After a brunch at the Queen St. Grocery on Sunday morning, my friend Becca offered to walk us through her new office - in the old Charleston Jail. Oh yes, yes, yes. I've taken pictures over the wall but was itching to get inside to explore.
The American College of Building Arts is currently using the jail for their offices and studios but other than being structurally stabilized it remains very much as it was left.
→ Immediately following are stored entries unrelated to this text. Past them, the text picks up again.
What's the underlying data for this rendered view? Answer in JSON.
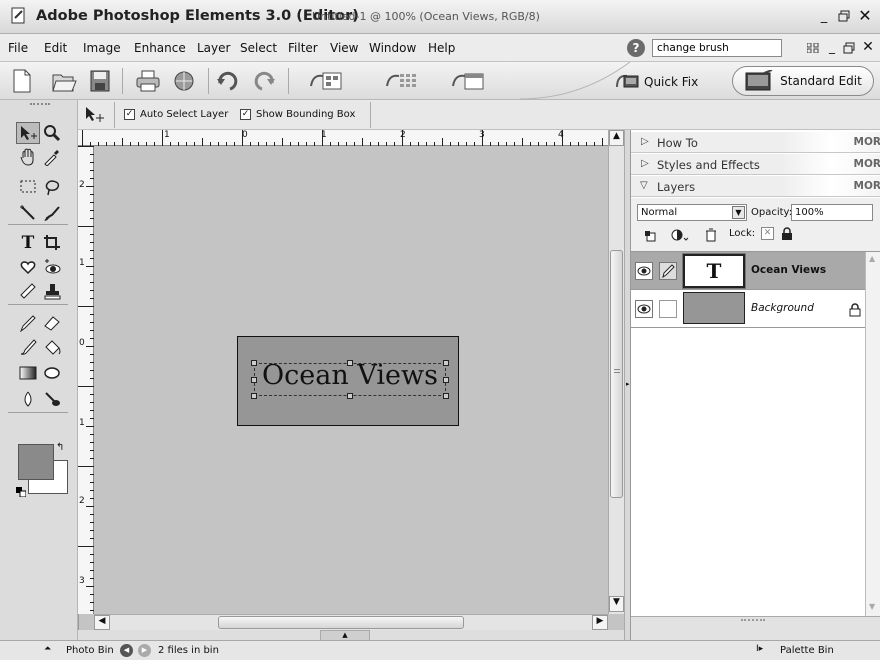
{
  "window": {
    "app_title": "Adobe Photoshop Elements 3.0 (Editor)",
    "doc_title": "Untitled-1 @ 100% (Ocean Views, RGB/8)"
  },
  "menu": [
    "File",
    "Edit",
    "Image",
    "Enhance",
    "Layer",
    "Select",
    "Filter",
    "View",
    "Window",
    "Help"
  ],
  "search": {
    "value": "change brush"
  },
  "modes": {
    "quick_fix": "Quick Fix",
    "standard_edit": "Standard Edit"
  },
  "options": {
    "auto_select_label": "Auto Select Layer",
    "bounding_box_label": "Show Bounding Box"
  },
  "ruler": {
    "top_labels": [
      "1",
      "0",
      "1",
      "2",
      "3",
      "4"
    ],
    "left_labels": [
      "2",
      "1",
      "0",
      "1",
      "2",
      "3"
    ]
  },
  "canvas": {
    "text": "Ocean Views"
  },
  "palette": {
    "panels": [
      {
        "title": "How To",
        "more": "MOR"
      },
      {
        "title": "Styles and Effects",
        "more": "MOR"
      },
      {
        "title": "Layers",
        "more": "MOR"
      }
    ],
    "blend_mode": "Normal",
    "opacity_label": "Opacity:",
    "opacity_value": "100%",
    "lock_label": "Lock:",
    "layers": [
      {
        "name": "Ocean Views",
        "thumb": "T"
      },
      {
        "name": "Background",
        "thumb": ""
      }
    ]
  },
  "status": {
    "photo_bin": "Photo Bin",
    "files": "2 files in bin",
    "palette_bin": "Palette Bin"
  },
  "colors": {
    "canvas_bg": "#c4c4c4",
    "image": "#969696",
    "fg_swatch": "#8a8a8a"
  }
}
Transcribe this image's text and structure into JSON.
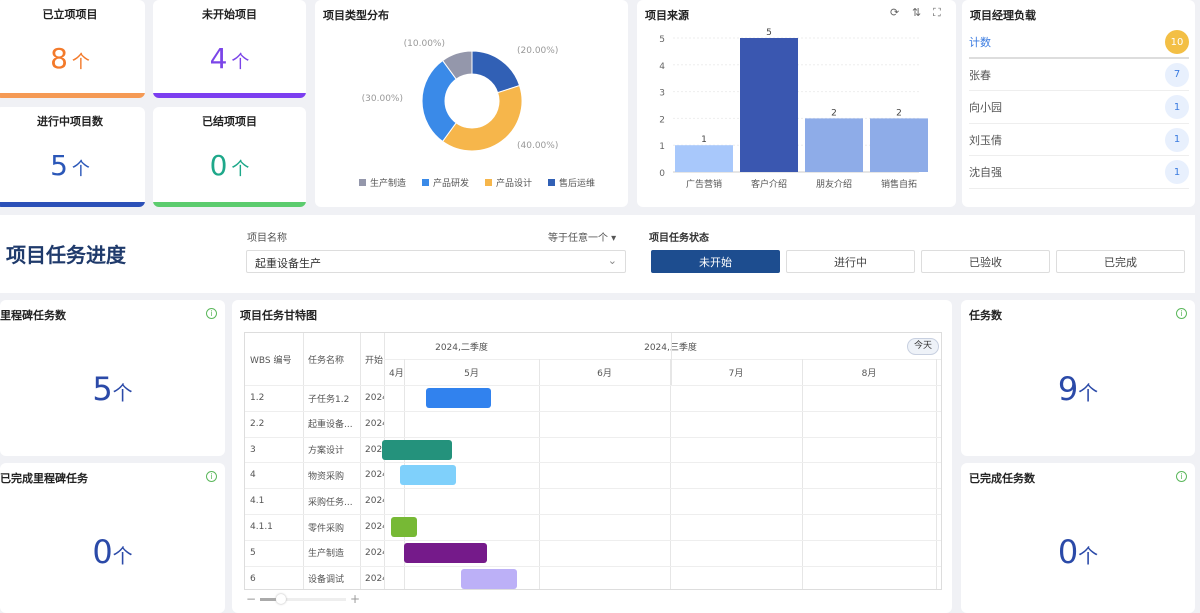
{
  "stats": [
    {
      "title": "已立项项目",
      "value": "8",
      "unit": "个",
      "color": "#f37a2b",
      "bar": "#f59a55"
    },
    {
      "title": "未开始项目",
      "value": "4",
      "unit": "个",
      "color": "#7b45e8",
      "bar": "#7c3ef0"
    },
    {
      "title": "进行中项目数",
      "value": "5",
      "unit": "个",
      "color": "#2b57b8",
      "bar": "#2b50b8"
    },
    {
      "title": "已结项项目",
      "value": "0",
      "unit": "个",
      "color": "#1ea88a",
      "bar": "#5ccc6e"
    }
  ],
  "chart_data": [
    {
      "type": "pie",
      "title": "项目类型分布",
      "labels": [
        "生产制造",
        "产品研发",
        "产品设计",
        "售后运维"
      ],
      "values": [
        10,
        30,
        40,
        20
      ],
      "value_labels": [
        "(10.00%)",
        "(30.00%)",
        "(40.00%)",
        "(20.00%)"
      ],
      "colors": [
        "#9497ab",
        "#3a8ae8",
        "#f6b64b",
        "#3160b5"
      ],
      "legend": "bottom"
    },
    {
      "type": "bar",
      "title": "项目来源",
      "categories": [
        "广告营销",
        "客户介绍",
        "朋友介绍",
        "销售自拓"
      ],
      "values": [
        1,
        5,
        2,
        2
      ],
      "colors": [
        "#a8c8fb",
        "#3a57b0",
        "#8eace8",
        "#8eace8"
      ],
      "ylim": [
        0,
        5
      ],
      "yticks": [
        "0",
        "1",
        "2",
        "3",
        "4",
        "5"
      ]
    }
  ],
  "bar_icons": [
    "refresh-icon",
    "sort-icon",
    "fullscreen-icon"
  ],
  "managers": {
    "title": "项目经理负载",
    "total_label": "计数",
    "total": "10",
    "rows": [
      {
        "name": "张春",
        "count": "7"
      },
      {
        "name": "向小园",
        "count": "1"
      },
      {
        "name": "刘玉倩",
        "count": "1"
      },
      {
        "name": "沈自强",
        "count": "1"
      }
    ]
  },
  "filter": {
    "heading": "项目任务进度",
    "project_label": "项目名称",
    "operator": "等于任意一个 ▾",
    "project_value": "起重设备生产",
    "status_label": "项目任务状态",
    "statuses": [
      "未开始",
      "进行中",
      "已验收",
      "已完成"
    ],
    "active_status": "未开始"
  },
  "milestones": {
    "title": "里程碑任务数",
    "value": "5",
    "unit": "个"
  },
  "done_milestones": {
    "title": "已完成里程碑任务",
    "value": "0",
    "unit": "个"
  },
  "tasks": {
    "title": "任务数",
    "value": "9",
    "unit": "个"
  },
  "done_tasks": {
    "title": "已完成任务数",
    "value": "0",
    "unit": "个"
  },
  "gantt": {
    "title": "项目任务甘特图",
    "today": "今天",
    "cols": [
      "WBS 编号",
      "任务名称",
      "开始"
    ],
    "quarters": [
      "2024,二季度",
      "2024,三季度"
    ],
    "months": [
      "4月",
      "5月",
      "6月",
      "7月",
      "8月"
    ],
    "rows": [
      {
        "wbs": "1.2",
        "name": "子任务1.2",
        "start": "2024",
        "bar_start": "2024-05-06",
        "bar_end": "2024-05-21",
        "color": "#3182ee"
      },
      {
        "wbs": "2.2",
        "name": "起重设备...",
        "start": "2024"
      },
      {
        "wbs": "3",
        "name": "方案设计",
        "start": "2024",
        "bar_start": "2024-04-26",
        "bar_end": "2024-05-12",
        "color": "#24927c"
      },
      {
        "wbs": "4",
        "name": "物资采购",
        "start": "2024",
        "bar_start": "2024-04-30",
        "bar_end": "2024-05-13",
        "color": "#7fd0fb"
      },
      {
        "wbs": "4.1",
        "name": "采购任务...",
        "start": "2024"
      },
      {
        "wbs": "4.1.1",
        "name": "零件采购",
        "start": "2024",
        "bar_start": "2024-04-28",
        "bar_end": "2024-05-04",
        "color": "#77b935"
      },
      {
        "wbs": "5",
        "name": "生产制造",
        "start": "2024",
        "bar_start": "2024-05-01",
        "bar_end": "2024-05-20",
        "color": "#751a8a"
      },
      {
        "wbs": "6",
        "name": "设备调试",
        "start": "2024",
        "bar_start": "2024-05-14",
        "bar_end": "2024-05-27",
        "color": "#bcb0f7"
      }
    ]
  }
}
The Old Jail housed a great variety of inmates. John and Lavinia Fisher, and other members of their gang, convicted of robbery and murder in the Charleston Neck region were imprisoned here in 1819 to 1820. Some of the last 19th-century high-sea pirates were jailed here in 1822 while they awaited hanging. The jail was active after the discovery of Denmark Vesey's planned slave revolt. In addition to several hundreds of free blacks and slaves jailed for their involvement, four white men convicted of supporting the 1822 plot were imprisoned here. Vesey spent his last days in the tower before being hanged. Increased restrictions were placed on slaves and free blacks in Charleston as a result of the Vesey plot, and law required that all black seaman be kept here while they were in port. During the Civil War, Confederate and Federal prisoners of war were incarcerated here.
Naturally there is a popular ghost tour. The Bulldog Tour site claims, "This is quite possibly the scariest place you will ever go. The experience is NOT recommended for small children or men that cry easily."
Sing along now....
When I enlisted in the army,
Then I thought 't was grand,
Marching through the streets of Boston
Behind a regimental band.
When at Wagner I was captured,
Then my courage failed;
Now I'm dirty, hungry, naked,
Here in Charleston jail.
cho: Weeping, sad and lonely,
Oh, how bad I feel!
Down in Charleston, South Carolina,
Praying for a good square meal.
Rip off. I don't see any ghosts in my pictures.